The Bush Administration and the Development of a European Security Identity by Sophie Vanhoonacker
Author:Sophie Vanhoonacker [Vanhoonacker, Sophie]
Language: eng
Format: epub
ISBN: 9789067791380
Google: EMCpAAAACAAJ
Goodreads: 15578798
Publisher: European Institute of Public Administration
Published: 1999-01-15T00:27:01+00:00
5 Transatlantic Relations and the Yugoslav Crisis
Introduction
When in June 1991 Secretary of State James Baker paid his second state visit to Berlin,1 the central focus of his speech in the capital of a reunited Germany was on the extension of the transatlantic community and its values to Central and Eastern Europe and the Soviet Union,2 Baker pleaded for a "Europe whole and free" from Vancouver to Vladivostok, where "old nineteenth century nationalisms" would be transcended by universal values of democracy and economic liberty. As in his 1989 speech on the development of a new Atlanticism, the three main institutions to promote such an enlarged Euro-Atlantic community were NATO, the European Community and the Conference on Security and Cooperation in Europe (CSCE).
That the extension of Western values to the whole of the European continent was not going to be an automatic nor an easy process was soon illustrated by events in Yugoslavia. Posing a serious challenge to the stability in the Balkans, the crisis in Yugoslavia became the first major test for the willingness and capability of the United States and Western Europe to defend their values in the other half of Europe.
As the first major post-cold war European crisis, the break-up of Yugoslavia presents an extremely interesting case for the study of the transatlantic security relationship in the new Europe, Although one has to be prudent in drawing general conclusions and it has to be taken into account that the crisis occurred at a moment when both the European and the transatlantic institutions were still in the midst of their adjustment process to the new European security environment, the way in which the United States and the European Community have responded to the Yugoslav imbroglio have undoubtedly provided important indications as to the readiness as well as to the capability of both partners to address the security challenges in a Europe that is no longer threatened by the risk of a communist attack. Furthermore, as the war in Yugoslavia erupted in the immediate aftermath of the end of the cold war, it had an important impact on the shaping of the new European security architecture and the transatlantic relationship.
The break-up of Yugoslavia clearly raised issues going far beyond the crisis in question. It confronted both sides of the Atlantic with the inability of the cold war structures to address the new type of challenges facing the post-1989 Europe and forced them to urgently confront the security vacuum resulting from the collapse of the communist bloc.
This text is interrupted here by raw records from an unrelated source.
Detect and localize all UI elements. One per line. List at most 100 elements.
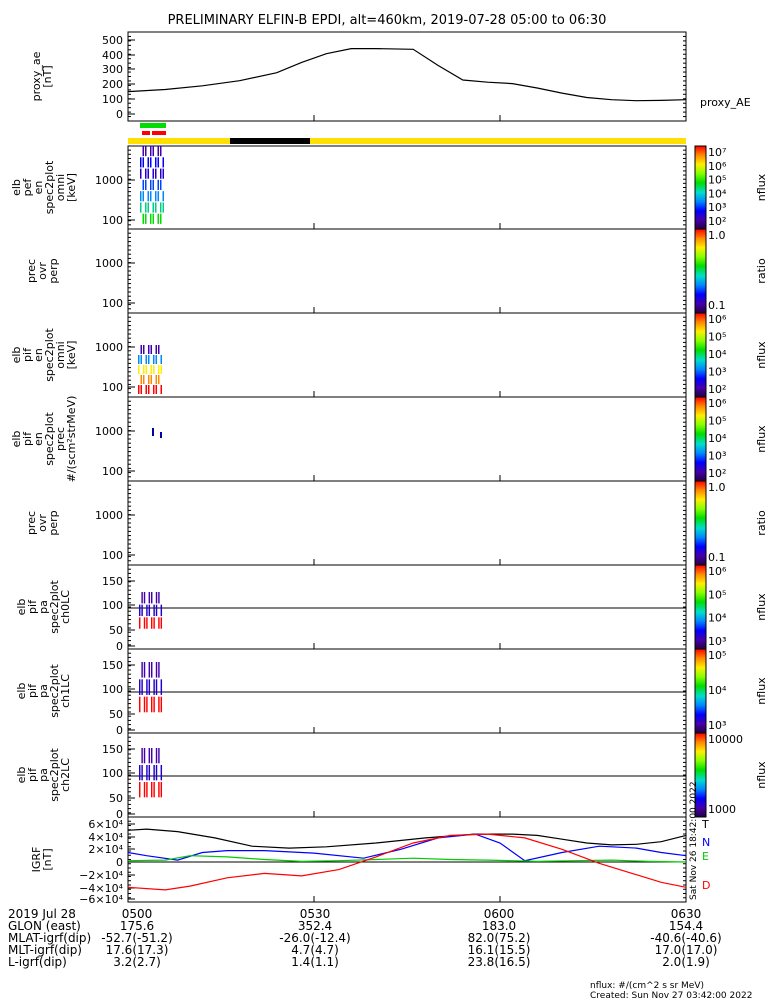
ch0-pa-cell xyxy=(139,604,141,617)
ch2-pa-cell xyxy=(148,765,151,781)
pif-spectrogram-cell xyxy=(143,365,145,374)
y-axis-label: pa xyxy=(37,600,50,614)
pef-spectrogram-cell xyxy=(140,202,142,213)
colorbar-tick-label: 10⁶ xyxy=(708,160,727,173)
footer-value: 2.0(1.9) xyxy=(662,955,710,969)
footer-created-note: Created: Sun Nov 27 03:42:00 2022 xyxy=(590,991,752,1000)
ch1-pa-cell xyxy=(148,662,151,678)
colorbar-tick-label: 10⁶ xyxy=(708,565,727,578)
y-axis-label: elb xyxy=(10,179,23,196)
ch2-pa-cell xyxy=(155,765,158,781)
ch2-pa-cell xyxy=(158,782,160,798)
pef-spectrogram-cell xyxy=(162,157,164,168)
science-zone-red xyxy=(152,131,166,135)
pef-spectrogram-cell xyxy=(152,168,154,179)
pif-spectrogram-cell xyxy=(138,355,140,364)
y-axis-label: spec2plot xyxy=(43,328,56,382)
pif-spectrogram-cell xyxy=(158,345,160,354)
pef-spectrogram-cell xyxy=(155,202,157,213)
pef-spectrogram-cell xyxy=(157,146,159,157)
panel-frame xyxy=(127,732,687,818)
footer-value: 16.1(15.5) xyxy=(468,943,531,957)
ch1-pa-cell xyxy=(160,679,163,695)
pef-spectrogram-cell xyxy=(160,146,162,157)
colorbar xyxy=(694,396,707,482)
colorbar xyxy=(694,648,707,734)
colorbar-tick-label: 0.1 xyxy=(708,299,726,312)
y-axis-label: ovr xyxy=(36,514,49,532)
pef-spectrogram-cell xyxy=(157,213,159,224)
panel-frame xyxy=(127,31,687,122)
y-axis-label: pif xyxy=(26,767,39,782)
y-tick-label: 100 xyxy=(102,599,123,612)
y-tick-label: 4×10⁴ xyxy=(88,831,123,844)
y-tick-label: 1000 xyxy=(95,341,123,354)
footer-value: 175.6 xyxy=(120,919,154,933)
y-tick-label: 300 xyxy=(102,63,123,76)
y-axis-label: pef xyxy=(21,178,34,197)
footer-value: 0500 xyxy=(122,907,153,921)
y-tick-label: −6×10⁴ xyxy=(79,893,123,906)
footer-value: -26.0(-12.4) xyxy=(279,931,350,945)
pef-spectrogram-cell xyxy=(162,202,164,213)
ch0-pa-cell xyxy=(151,592,153,604)
colorbar-label: ratio xyxy=(755,258,768,284)
pif-spectrogram-cell xyxy=(138,365,140,374)
y-tick-label: 2×10⁴ xyxy=(88,843,123,856)
pef-spectrogram-cell xyxy=(160,179,162,191)
pif-spectrogram-cell xyxy=(155,345,157,354)
y-axis-label: en xyxy=(32,181,45,195)
colorbar xyxy=(694,480,707,566)
footer-value: 1.4(1.1) xyxy=(291,955,339,969)
colorbar-label: ratio xyxy=(755,510,768,536)
pef-spectrogram-cell xyxy=(145,213,147,224)
pif-spectrogram-cell xyxy=(160,365,162,374)
legend-D: D xyxy=(702,879,710,892)
pef-spectrogram-cell xyxy=(140,157,142,168)
ch2-pa-cell xyxy=(141,748,143,764)
ch0-pa-cell xyxy=(153,604,155,617)
pef-spectrogram-cell xyxy=(140,191,142,202)
pef-spectrogram-cell xyxy=(152,146,154,157)
pef-spectrogram-cell xyxy=(142,179,144,191)
colorbar-tick-label: 10³ xyxy=(708,201,726,214)
footer-value: 4.7(4.7) xyxy=(291,943,339,957)
footer-row-label: MLAT-igrf(dip) xyxy=(8,931,91,945)
pif-spectrogram-cell xyxy=(143,345,145,354)
y-tick-label: 500 xyxy=(102,34,123,47)
colorbar-tick-label: 10⁶ xyxy=(708,397,727,410)
y-tick-label: 150 xyxy=(102,575,123,588)
pef-spectrogram-cell xyxy=(147,157,149,168)
pef-spectrogram-cell xyxy=(152,179,154,191)
pif-spectrogram-cell xyxy=(160,385,162,394)
footer-value: 23.8(16.5) xyxy=(468,955,531,969)
y-axis-label: elb xyxy=(15,767,28,784)
pef-spectrogram-cell xyxy=(152,202,154,213)
y-tick-label: 400 xyxy=(102,49,123,62)
panel-frame xyxy=(127,648,687,734)
pef-spectrogram-cell xyxy=(150,191,152,202)
legend-T: T xyxy=(701,818,709,831)
panel-frame xyxy=(127,228,687,314)
ch0-pa-cell xyxy=(153,617,155,629)
y-axis-label: prec xyxy=(54,427,67,451)
ch0-pa-cell xyxy=(158,617,160,629)
pif-spectrogram-cell xyxy=(140,385,142,394)
y-axis-label: perp xyxy=(47,510,60,535)
pef-spectrogram-cell xyxy=(145,146,147,157)
pif-spectrogram-cell xyxy=(160,355,162,364)
ch0-pa-cell xyxy=(160,604,163,617)
ch2-pa-cell xyxy=(141,765,143,781)
pif-spectrogram-cell xyxy=(148,375,150,384)
ch0-pa-cell xyxy=(148,592,151,604)
pif-spectrogram-cell xyxy=(145,355,147,364)
ch0-pa-cell xyxy=(141,604,143,617)
pef-spectrogram-cell xyxy=(142,146,144,157)
colorbar-tick-label: 0.1 xyxy=(708,551,726,564)
legend-E: E xyxy=(702,850,709,863)
footer-value: 0600 xyxy=(484,907,515,921)
ch1-pa-cell xyxy=(139,679,141,695)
The conflict brought up the much broader question of the emerging security order in Europe and the respective role of the Europeans and the Americans in guaranteeing the stability of such order.
The importance of the question of a new division of tasks and more particularly of the need for an increased assumption of responsibilities on the European side was well illustrated by the exclamation of the Luxembourg Foreign Minister, Jacques Poos, at the outbreak of the crisis when he stated that "this is the hour of Europe, not the hour of the Americans".